Monday, May 20, 2019

PODERES



"E, assim, atingimos estes picos de emoção, não por retórica ou por exaltação, mas ouvindo uma jovem cantarolar para si mesma velhas canções enquanto se baloiça nos ramos de uma árvore; vendo as ovelhas a retouçar pelos brejos; escutando a brisa mansa a suspirar por entre as ervas. A vida na quinta, com tudo o que tinha de absurdo e improvável, é exposta ante os nossos olhos e é-nos dada plena oportunidade de compararmos Wuthering Heights com uma quinta real e Heathcliff com um homem real. Como, poderemos nós perguntar, pode haver verdade ou sensibilidade ou os mais finos matizes de emoção em homens e mulheres que tão pouco se assemelham com o que nós próprios vimos? Mas, ao mesmo tempo que formulamos esta pergunta, vemos em Heathcliff o irmão que uma irmã de génio poderia ter visto; dizemos que ele é impossível, mas, não obstante, nenhum outro jovem tem na literatura uma existência mais plena do que ele; o mesmo acontece com as duas Catherines; nunca as mulheres puderam sentir ou agir como elas, dizemos nós.
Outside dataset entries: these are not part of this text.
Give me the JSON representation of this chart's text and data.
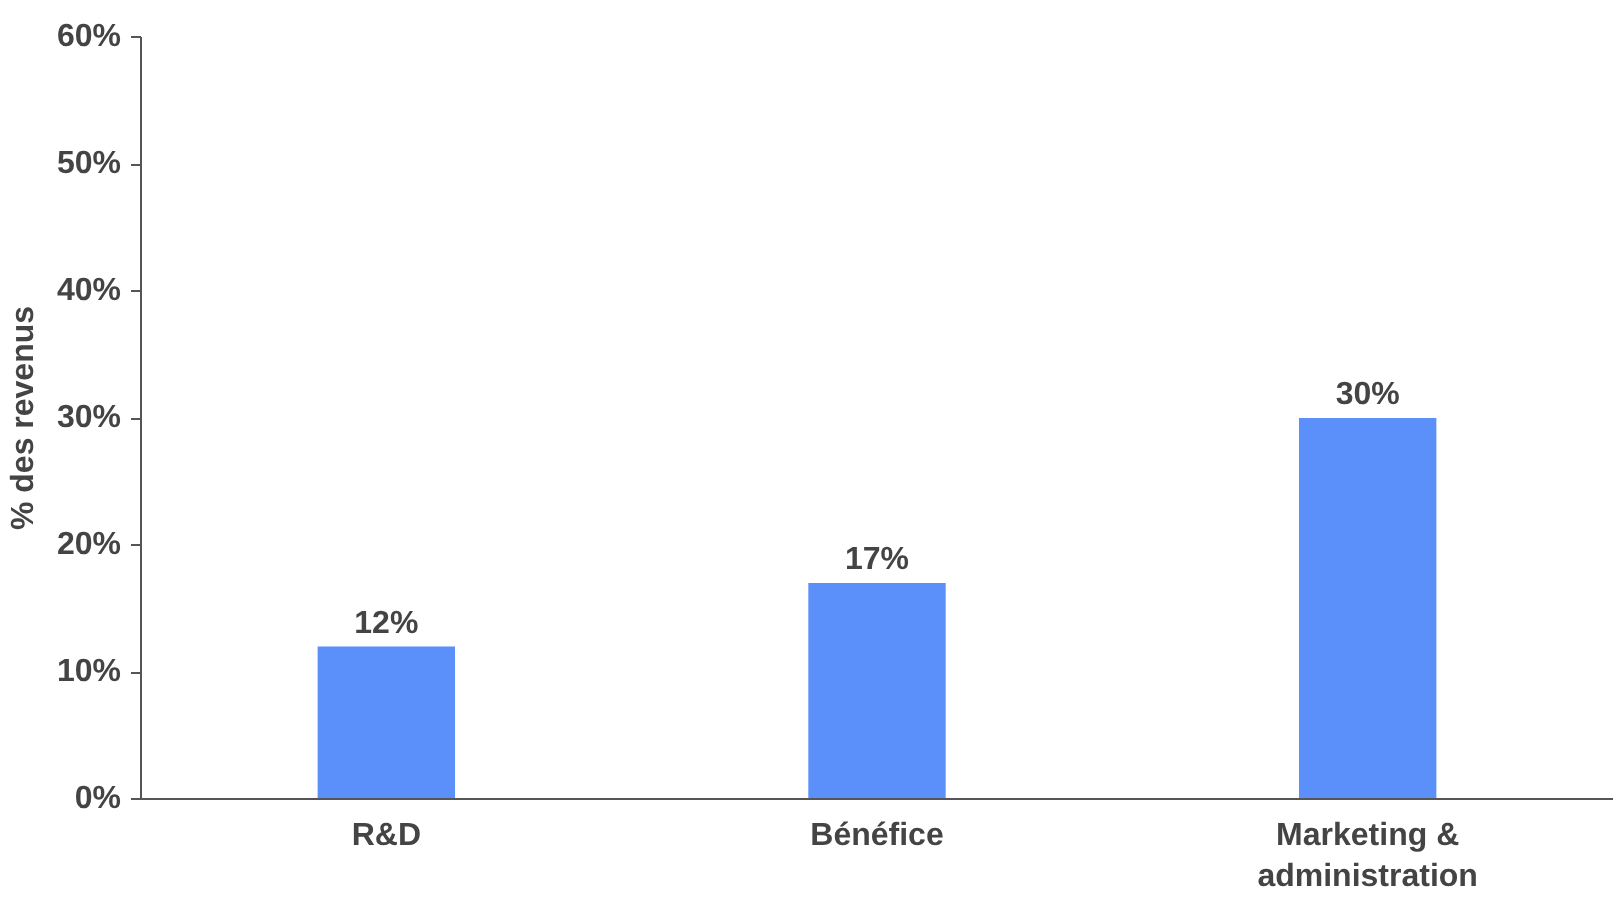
{
  "chart_data": {
    "type": "bar",
    "ylabel": "% des revenus",
    "categories": [
      "R&D",
      "Bénéfice",
      "Marketing &\nadministration"
    ],
    "values": [
      12,
      17,
      30
    ],
    "color": "#5b8ff9",
    "value_labels": [
      "12%",
      "17%",
      "30%"
    ],
    "ylim": [
      0,
      60
    ],
    "yticks": [
      {
        "value": 0,
        "label": "0%"
      },
      {
        "value": 10,
        "label": "10%"
      },
      {
        "value": 20,
        "label": "20%"
      },
      {
        "value": 30,
        "label": "30%"
      },
      {
        "value": 40,
        "label": "40%"
      },
      {
        "value": 50,
        "label": "50%"
      },
      {
        "value": 60,
        "label": "60%"
      }
    ],
    "grid": false
  }
}
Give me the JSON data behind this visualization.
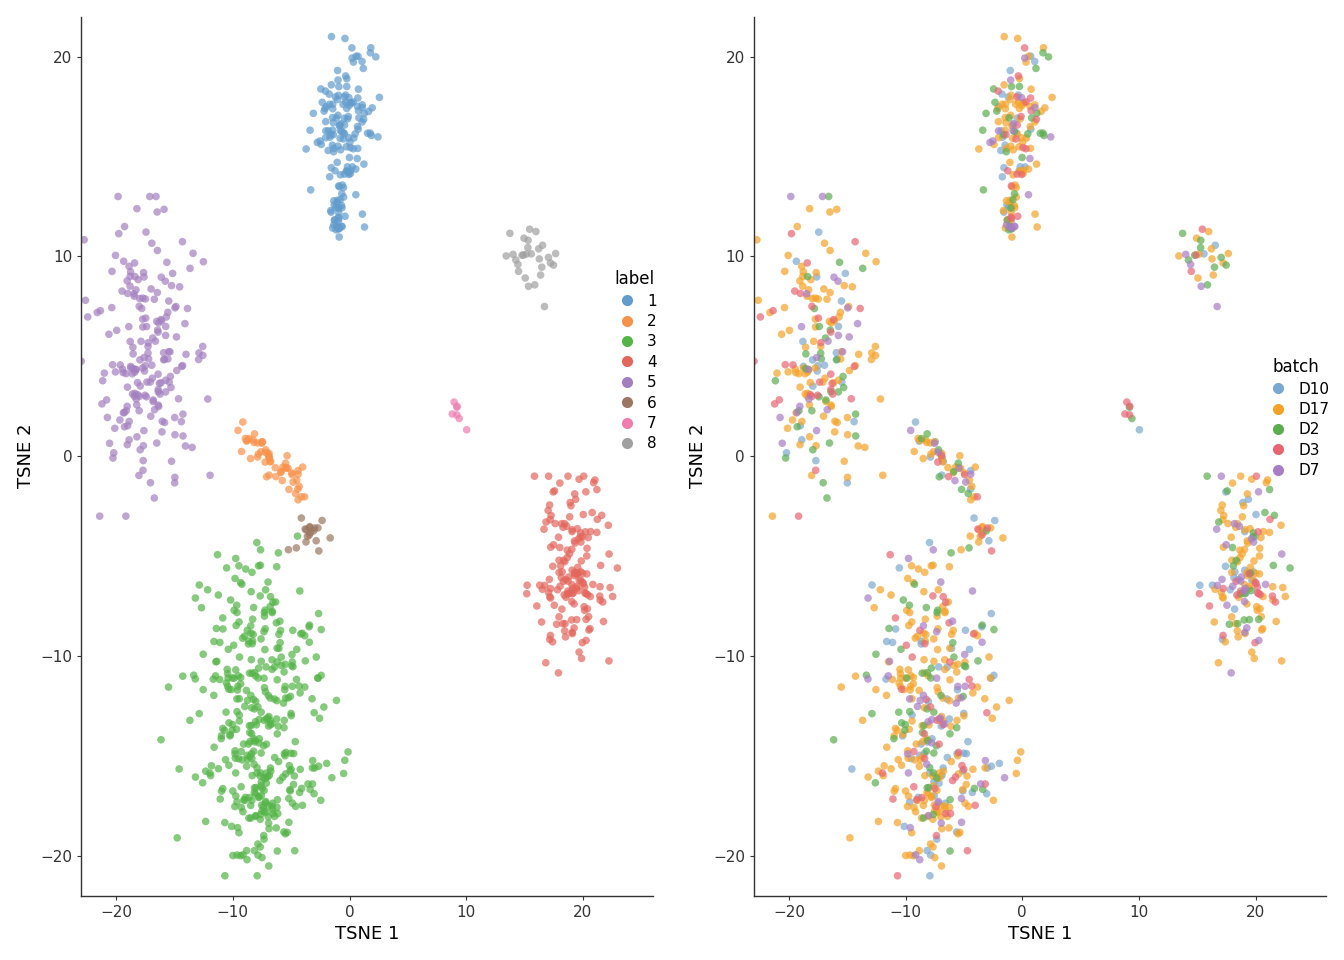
{
  "label_colors": {
    "1": "#619CCD",
    "2": "#F8924B",
    "3": "#53B447",
    "4": "#E3665B",
    "5": "#A37FC0",
    "6": "#9B7660",
    "7": "#EF7DAE",
    "8": "#A0A0A0"
  },
  "batch_colors": {
    "D10": "#7BA8D0",
    "D17": "#F5A227",
    "D2": "#5BAD50",
    "D3": "#E86572",
    "D7": "#A87DC5"
  },
  "xlim": [
    -23,
    26
  ],
  "ylim": [
    -22,
    22
  ],
  "xticks": [
    -20,
    -10,
    0,
    10,
    20
  ],
  "yticks": [
    -20,
    -10,
    0,
    10,
    20
  ],
  "xlabel": "TSNE 1",
  "ylabel": "TSNE 2",
  "legend_title_left": "label",
  "legend_title_right": "batch",
  "bg_color": "#FFFFFF",
  "point_size": 30,
  "alpha": 0.7,
  "seed": 42
}
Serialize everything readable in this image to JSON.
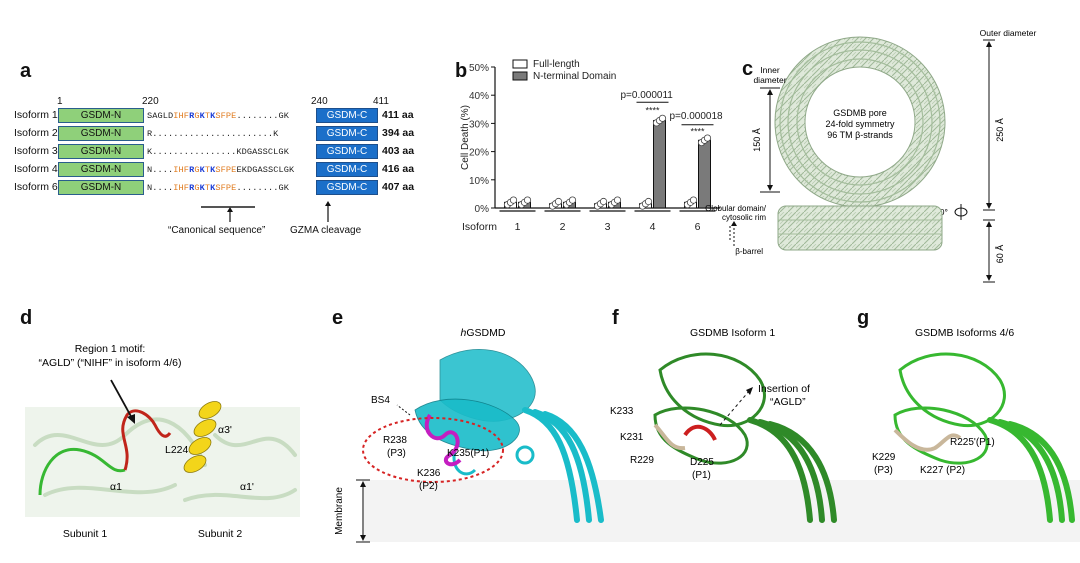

Mesmo assim, elas são as mulheres que mais simpatia inspiram na ficção inglesa. É como se Emily Brontë pudesse desfazer tudo o que reconhecemos nos seres humanos e preencher essas transparências irreconhecíveis com uma tal ânsia de viver que elas transcendam a realidade. E, assim, detém o mais raro de todos os poderes - conseguir libertar a vida da sua dependência dos factos; revelar com algumas pinceladas a alma de um rosto, tornando o corpo desnecessário; ao falar do brejo, fazer o vento uivar e o trovão ribombar."

Virginia Woolf, "Jane Eyre and Wuthering Heights", in Ensaios Escolhidos, trad. Ana Maria Chaves, Lisboa: Relógio D'Água, 2014, pp. 109-110.